APLS – aplutsoc.org s’associe à cet appel lancé par le Collectif de solidarité avec le peuple du Nicaragua (CSPN) et d’autres organisations. Nous le reproduisons ci-dessous.

 

Le contexte : COVID-19, urgence humanitaire et répression

Dès la mi-avril, le Collectif de solidarité avec le peuple du Nicaragua (CSPN) lançait un cri d’alerte concernant la gestion irresponsable et calamiteuse de la pandémie de la Covid-19 au Nicaragua. Nous aurions aimé avoir tort et nous être trompés, mais, depuis, l’aggravation de la situation révèle combien nos craintes étaient fondées. Tout comme aux États-Unis, malgré les préconisations de Donald Trump d’avaler une lampée d’eau de Javel, ou au Brésil, dans lequel Bolsonaro éreinte ministre après ministre, le régime nicaraguayen campe sur des positions surréalistes qui mettent en danger tout un peuple.

La promotion de manifestations massives et l’application de la stratégie dite « suédoise » pour contrer la « maladie impérialiste » – comme l’avaient qualifiée les autorités – fait désormais des ravages, y compris dans les rangs des soutiens du régime. Même le célèbre commandant Zéro, Edén Pastora, a succombé le 16 juin à des « complications respiratoires ». Encore adulé par quelques nostalgiques pour ses faits d’armes dans la guérilla sandiniste en 1978, avant de rejoindre la Contra, il a fini comme rabatteur de paramilitaires à la solde d’Ortega.

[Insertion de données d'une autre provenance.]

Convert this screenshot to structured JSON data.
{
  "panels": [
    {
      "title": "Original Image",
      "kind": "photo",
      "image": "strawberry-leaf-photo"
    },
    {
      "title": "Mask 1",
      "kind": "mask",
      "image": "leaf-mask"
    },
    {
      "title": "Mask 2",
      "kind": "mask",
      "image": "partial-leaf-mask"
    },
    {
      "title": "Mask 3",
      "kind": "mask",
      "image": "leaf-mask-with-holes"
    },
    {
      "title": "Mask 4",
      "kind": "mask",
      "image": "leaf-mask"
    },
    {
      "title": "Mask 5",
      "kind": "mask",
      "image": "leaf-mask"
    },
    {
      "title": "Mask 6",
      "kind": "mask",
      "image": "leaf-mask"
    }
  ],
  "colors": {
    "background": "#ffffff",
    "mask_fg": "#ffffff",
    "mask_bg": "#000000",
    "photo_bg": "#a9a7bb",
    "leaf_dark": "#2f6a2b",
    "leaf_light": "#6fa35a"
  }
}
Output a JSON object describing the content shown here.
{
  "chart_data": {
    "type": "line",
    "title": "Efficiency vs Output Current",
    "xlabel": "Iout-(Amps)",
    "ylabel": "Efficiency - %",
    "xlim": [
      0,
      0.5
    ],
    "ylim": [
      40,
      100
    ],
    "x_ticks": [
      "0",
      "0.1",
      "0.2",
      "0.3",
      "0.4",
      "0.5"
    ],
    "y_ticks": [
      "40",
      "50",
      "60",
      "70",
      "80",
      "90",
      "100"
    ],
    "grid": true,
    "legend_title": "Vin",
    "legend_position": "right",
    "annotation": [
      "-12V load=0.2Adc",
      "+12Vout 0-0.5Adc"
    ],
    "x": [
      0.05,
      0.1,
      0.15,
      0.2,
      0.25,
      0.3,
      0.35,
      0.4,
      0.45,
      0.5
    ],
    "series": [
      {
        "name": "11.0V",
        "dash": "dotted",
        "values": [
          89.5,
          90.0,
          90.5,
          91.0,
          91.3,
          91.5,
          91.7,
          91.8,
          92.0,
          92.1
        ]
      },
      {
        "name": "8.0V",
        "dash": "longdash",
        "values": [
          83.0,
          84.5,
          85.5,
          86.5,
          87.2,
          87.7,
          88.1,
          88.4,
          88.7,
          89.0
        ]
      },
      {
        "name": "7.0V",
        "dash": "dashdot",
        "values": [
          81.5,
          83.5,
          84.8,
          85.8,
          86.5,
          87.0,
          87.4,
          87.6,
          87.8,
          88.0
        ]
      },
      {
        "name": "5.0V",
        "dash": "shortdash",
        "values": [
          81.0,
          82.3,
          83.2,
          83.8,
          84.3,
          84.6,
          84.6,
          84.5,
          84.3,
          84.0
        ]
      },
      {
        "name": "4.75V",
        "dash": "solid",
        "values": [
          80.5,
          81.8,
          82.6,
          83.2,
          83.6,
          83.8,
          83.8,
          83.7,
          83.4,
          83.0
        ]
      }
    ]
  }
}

La crise sanitaire actuelle se superpose à la crise politique que connaît le Nicaragua depuis deux ans déjà, lorsque le gouvernement Ortega-Murillo, qui se prétendait « chrétien, socialiste et solidaire », a révélé sa vraie nature, réprimant les manifestants d’avril 2018. C’est pourquoi les nécessaires aides matérielles apportées aux Nicaraguayen.ne.s pour les aider à affronter la pandémie ne sauraient se départir de la tout aussi nécessaire dénonciation des décisions prises par le régime et de leurs effets néfastes sur l’ensemble de la population. Car force est de constater – et cela vaut aussi en Europe – que la gestion de la pandémie répond à des intérêts, détermine des choix politiques, qui ont des conséquences politiques, elles aussi.

Il est intolérable que les soignants nicaraguayens aient été empêchés d’utiliser du matériel de protection (sous prétexte de ne pas semer la panique parmi la population). Avec le temps, cette « précaution » produit évidemment l’effet exactement inverse : alors que jusqu’à présent, une majorité de la population avait confiance dans le système de santé publique, désormais de nombreux Nicaraguayen.ne.s craignent de se rendre dans les structures de santé par peur de la contagion.

Les vidéos d’enterrements « express » postées sur les réseaux sociaux démentent les diagnostics de « pneumonie atypique » apposés sur les actes de décès en conformité avec les instructions officielles interdisant de mentionner le « Covid-19 », comme l’ont dénoncé de nombreux soignants sous couvert d’anonymat. La crainte des représailles s’est trouvée confirmée, début juin, puis en juillet par le licenciement de 22 médecins du service public pour avoir exigé des mesures de protection adéquates contre le risque de contagion. Cette saignée au sein du personnel médical s’ajoute à celle d’août 2018, lorsque près de 150 médecins avaient été sèchement remerciés pour avoir passé outre l’interdiction de soigner des manifestants blessés. Malgré la dissimulation des chiffres, on sait que le personnel hospitalier paie un lourd tribut à la propagation de la pandémie provoquée par le déni des autorités. Celles-ci continuent de faire le choix de la répression implacable de toute voix critique. Ainsi, le 27 juin, les 86 prisonniers politiques toujours détenus par le régime ont été maintenus en cellule lors de la désinfection des prisons avec des produits toxiques.

L’Organisation panaméricaine de la santé (OPS) a exprimé son inquiétude à plusieurs reprises quant à l’absence de transmission de chiffres fiables par le gouvernement nicaraguayen. En réponse, celui-ci se défend en vantant les infrastructures et la grande quantité d’hôpitaux… tout en les vidant de leur personnel. D’autre part, la minimisation des chiffres de malades atteints par le Covid-19 réduit mathématiquement la quantité d’aide de l’OPS…

Au-delà de l’urgence humanitaire, à laquelle le CSPN, France Amérique Latine, le Collectif Guatemala, Tierra y Libertad para Arauco et d’autres initiatives en France veulent répondre avec le projet de centre de soins en oxygénothérapie à Managua, le soutien politique au mouvement de contestation et aux organisations populaires indépendantes est un remède d’autant plus puissant que nous serons nombreux à le porter.